The ruling class is knowingly underpaying the people whose labor produces their wealth and deliberately distributing all of the value workers produce upward, wrecking lives, communities, and the environment in the process. Economies aren’t governed by the laws of nature; they are the product of human choice. Engels called the economic conditions in industrializing England that shortened workers’ lives “social murder.” Today the financialization of life and work in Corporate America might be better understood as “social arson.”

Employers are saturating entire sectors of the economy with conditions that are as volatile as they are unsustainable: huge payouts for those at the top, and low wages, high rents, precarious work, and no meaningful voice on the job for everyone else. Under those conditions, it should not be surprising when something eventually ignites.

None of this justifies burning down a warehouse, but it does explain it.
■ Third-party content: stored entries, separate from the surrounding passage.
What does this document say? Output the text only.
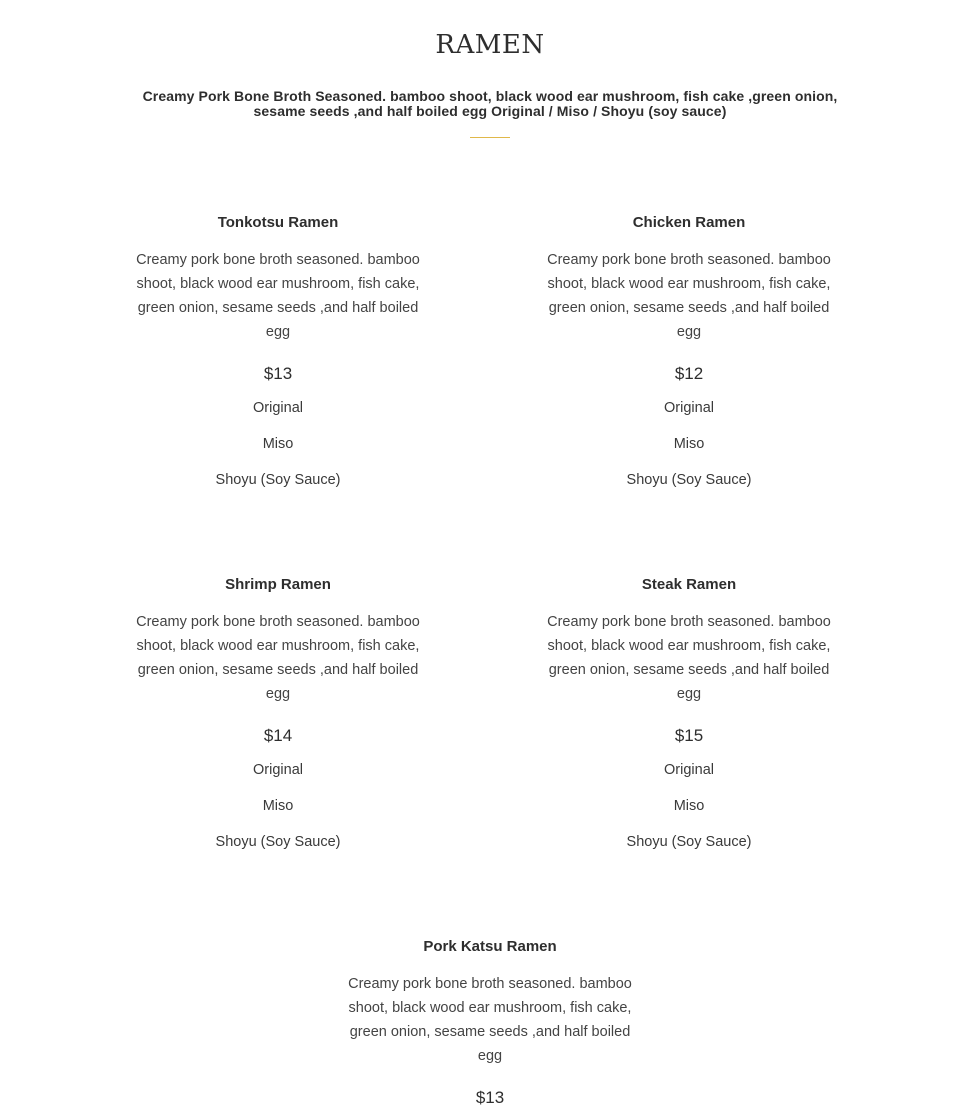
RAMEN

Creamy Pork Bone Broth Seasoned. bamboo shoot, black wood ear mushroom, fish cake ,green onion, sesame seeds ,and half boiled egg Original / Miso / Shoyu (soy sauce)

Tonkotsu Ramen

Creamy pork bone broth seasoned. bamboo shoot, black wood ear mushroom, fish cake, green onion, sesame seeds ,and half boiled egg

$13

Original
Miso
Shoyu (Soy Sauce)
Chicken Ramen

Creamy pork bone broth seasoned. bamboo shoot, black wood ear mushroom, fish cake, green onion, sesame seeds ,and half boiled egg

$12

Original
Miso
Shoyu (Soy Sauce)
Shrimp Ramen

Creamy pork bone broth seasoned. bamboo shoot, black wood ear mushroom, fish cake, green onion, sesame seeds ,and half boiled egg

$14

Original
Miso
Shoyu (Soy Sauce)
Steak Ramen

Creamy pork bone broth seasoned. bamboo shoot, black wood ear mushroom, fish cake, green onion, sesame seeds ,and half boiled egg

$15

Original
Miso
Shoyu (Soy Sauce)
Pork Katsu Ramen

Creamy pork bone broth seasoned. bamboo shoot, black wood ear mushroom, fish cake, green onion, sesame seeds ,and half boiled egg

$13
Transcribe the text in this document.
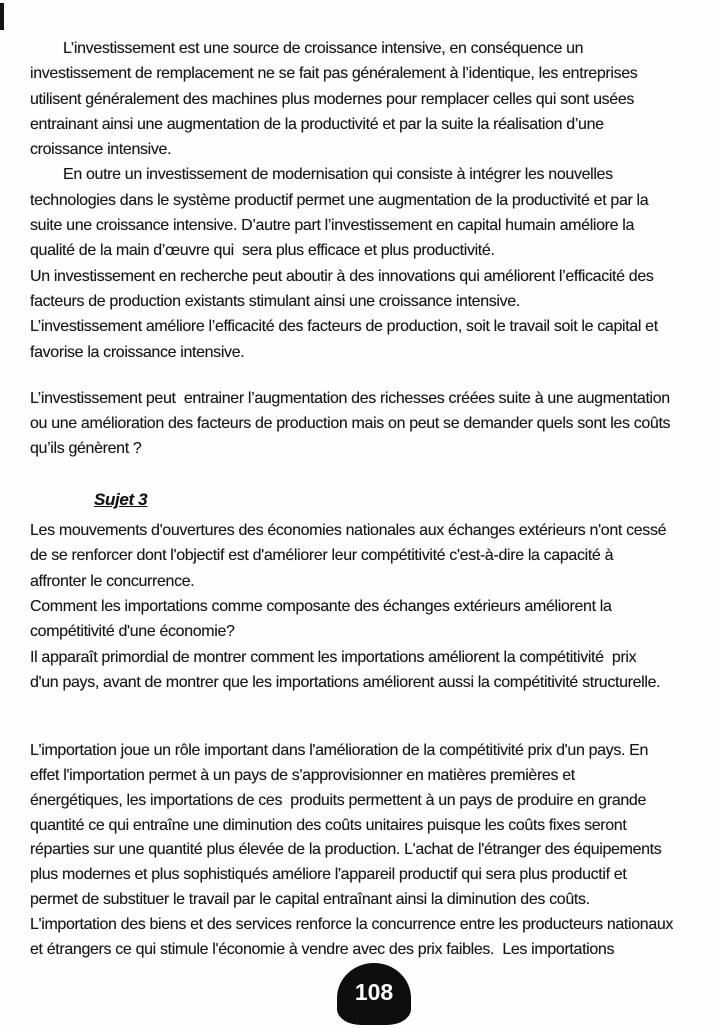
L’investissement est une source de croissance intensive, en conséquence un
investissement de remplacement ne se fait pas généralement à l’identique, les entreprises
utilisent généralement des machines plus modernes pour remplacer celles qui sont usées
entrainant ainsi une augmentation de la productivité et par la suite la réalisation d’une
croissance intensive.
En outre un investissement de modernisation qui consiste à intégrer les nouvelles
technologies dans le système productif permet une augmentation de la productivité et par la
suite une croissance intensive. D’autre part l’investissement en capital humain améliore la
qualité de la main d’œuvre qui  sera plus efficace et plus productivité.
Un investissement en recherche peut aboutir à des innovations qui améliorent l’efficacité des
facteurs de production existants stimulant ainsi une croissance intensive.
L’investissement améliore l’efficacité des facteurs de production, soit le travail soit le capital et
favorise la croissance intensive.
L’investissement peut  entrainer l’augmentation des richesses créées suite à une augmentation
ou une amélioration des facteurs de production mais on peut se demander quels sont les coûts
qu’ils génèrent ?
Sujet 3
Les mouvements d'ouvertures des économies nationales aux échanges extérieurs n'ont cessé
de se renforcer dont l'objectif est d'améliorer leur compétitivité c'est-à-dire la capacité à
affronter le concurrence.
Comment les importations comme composante des échanges extérieurs améliorent la
compétitivité d'une économie?
Il apparaît primordial de montrer comment les importations améliorent la compétitivité  prix
d'un pays, avant de montrer que les importations améliorent aussi la compétitivité structurelle.
L'importation joue un rôle important dans l'amélioration de la compétitivité prix d'un pays. En
effet l'importation permet à un pays de s'approvisionner en matières premières et
énergétiques, les importations de ces  produits permettent à un pays de produire en grande
quantité ce qui entraîne une diminution des coûts unitaires puisque les coûts fixes seront
réparties sur une quantité plus élevée de la production. L'achat de l'étranger des équipements
plus modernes et plus sophistiqués améliore l'appareil productif qui sera plus productif et
permet de substituer le travail par le capital entraînant ainsi la diminution des coûts.
L'importation des biens et des services renforce la concurrence entre les producteurs nationaux
et étrangers ce qui stimule l'économie à vendre avec des prix faibles.  Les importations
108
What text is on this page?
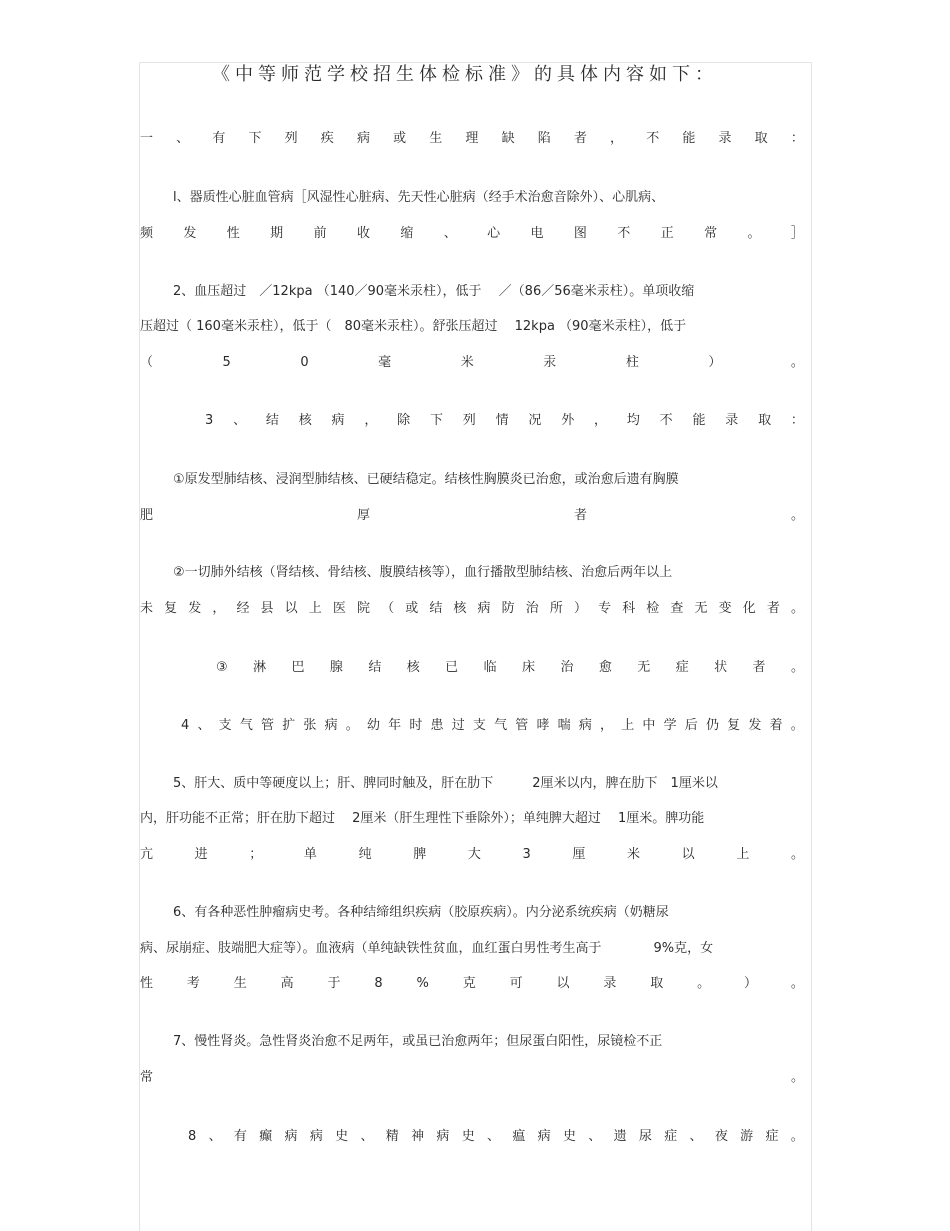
《中等师范学校招生体检标准》的具体内容如下：
一 、 有 下 列 疾 病 或 生 理 缺 陷 者 ， 不 能 录 取 ：
l、器质性心脏血管病［风湿性心脏病、先天性心脏病（经手术治愈音除外）、心肌病、
频 发 性 期 前 收 缩 、 心 电 图 不 正 常 。 ］
2、血压超过　／12kpa （140／90毫米汞柱），低于　 ／（86／56毫米汞柱）。单项收缩
压超过（ 160毫米汞柱），低于（　80毫米汞柱）。舒张压超过　 12kpa （90毫米汞柱），低于
（	5	0	毫	米	汞	柱	）	。
3 、 结 核 病 ， 除 下 列 情 况 外 ， 均 不 能 录 取 ：
①原发型肺结核、浸润型肺结核、已硬结稳定。结核性胸膜炎已治愈，或治愈后遗有胸膜
肥	厚	者	。
②一切肺外结核（肾结核、骨结核、腹膜结核等），血行播散型肺结核、治愈后两年以上
未 复 发 ， 经 县 以 上 医 院 （ 或 结 核 病 防 治 所 ） 专 科 检 查 无 变 化 者 。
③ 淋 巴 腺 结 核 已 临 床 治 愈 无 症 状 者 。
4 、 支 气 管 扩 张 病 。 幼 年 时 患 过 支 气 管 哮 喘 病 ， 上 中 学 后 仍 复 发 着 。
5、肝大、质中等硬度以上；肝、脾同时触及，肝在肋下　　　2厘米以内，脾在肋下　1厘米以
内，肝功能不正常；肝在肋下超过　 2厘米（肝生理性下垂除外）；单纯脾大超过　 1厘米。脾功能
亢	进	；	单	纯	脾	大	3	厘	米	以	上	。
6、有各种恶性肿瘤病史考。各种结缔组织疾病（胶原疾病）。内分泌系统疾病（奶糖尿
病、尿崩症、肢端肥大症等）。血液病（单纯缺铁性贫血，血红蛋白男性考生高于　　　　9%克，女
性	考	生	高	于	8	%	克	可	以	录	取	。	）	。
7、慢性肾炎。急性肾炎治愈不足两年，或虽已治愈两年；但尿蛋白阳性，尿镜检不正
常	。
8 、 有 癫 病 病 史 、 精 神 病 史 、 瘟 病 史 、 遗 尿 症 、 夜 游 症 。
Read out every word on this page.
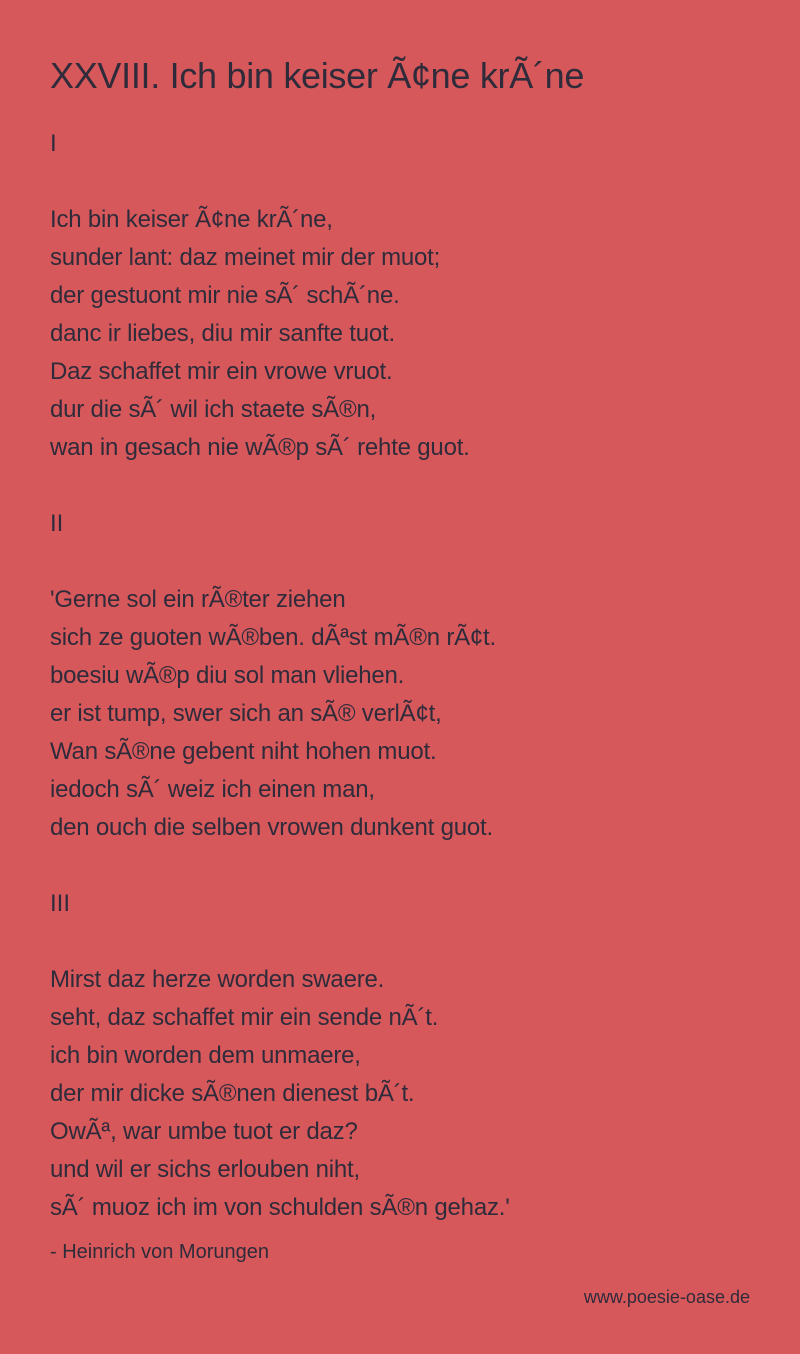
XXVIII. Ich bin keiser Ã¢ne krÃ´ne

I

Ich bin keiser Ã¢ne krÃ´ne,
sunder lant: daz meinet mir der muot;
der gestuont mir nie sÃ´ schÃ´ne.
danc ir liebes, diu mir sanfte tuot.
Daz schaffet mir ein vrowe vruot.
dur die sÃ´ wil ich staete sÃ®n,
wan in gesach nie wÃ®p sÃ´ rehte guot.

II

'Gerne sol ein rÃ®ter ziehen
sich ze guoten wÃ®ben. dÃªst mÃ®n rÃ¢t.
boesiu wÃ®p diu sol man vliehen.
er ist tump, swer sich an sÃ® verlÃ¢t,
Wan sÃ®ne gebent niht hohen muot.
iedoch sÃ´ weiz ich einen man,
den ouch die selben vrowen dunkent guot.

III

Mirst daz herze worden swaere.
seht, daz schaffet mir ein sende nÃ´t.
ich bin worden dem unmaere,
der mir dicke sÃ®nen dienest bÃ´t.
OwÃª, war umbe tuot er daz?
und wil er sichs erlouben niht,
sÃ´ muoz ich im von schulden sÃ®n gehaz.'
- Heinrich von Morungen
www.poesie-oase.de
In the early twentieth century, progressives and the labor movement offered capitalists a way out: give workers the right to organize and bargain collectively over their wages, benefits, and working conditions. They politically and legally legitimized institutions that enabled workers to claim a growing share of the value they create and a real say over the conditions of their lives. And for several decades, due to fierce struggle by workers and powerful social movements, a rising tide did lift most boats.

Today union density has dropped to its lowest point in over a hundred years, and employers are hell bent on driving it down even further. It seems like the billionaire class may have to learn the lessons of the past again the hard way: you can only pack so much pressure into a system before it blows.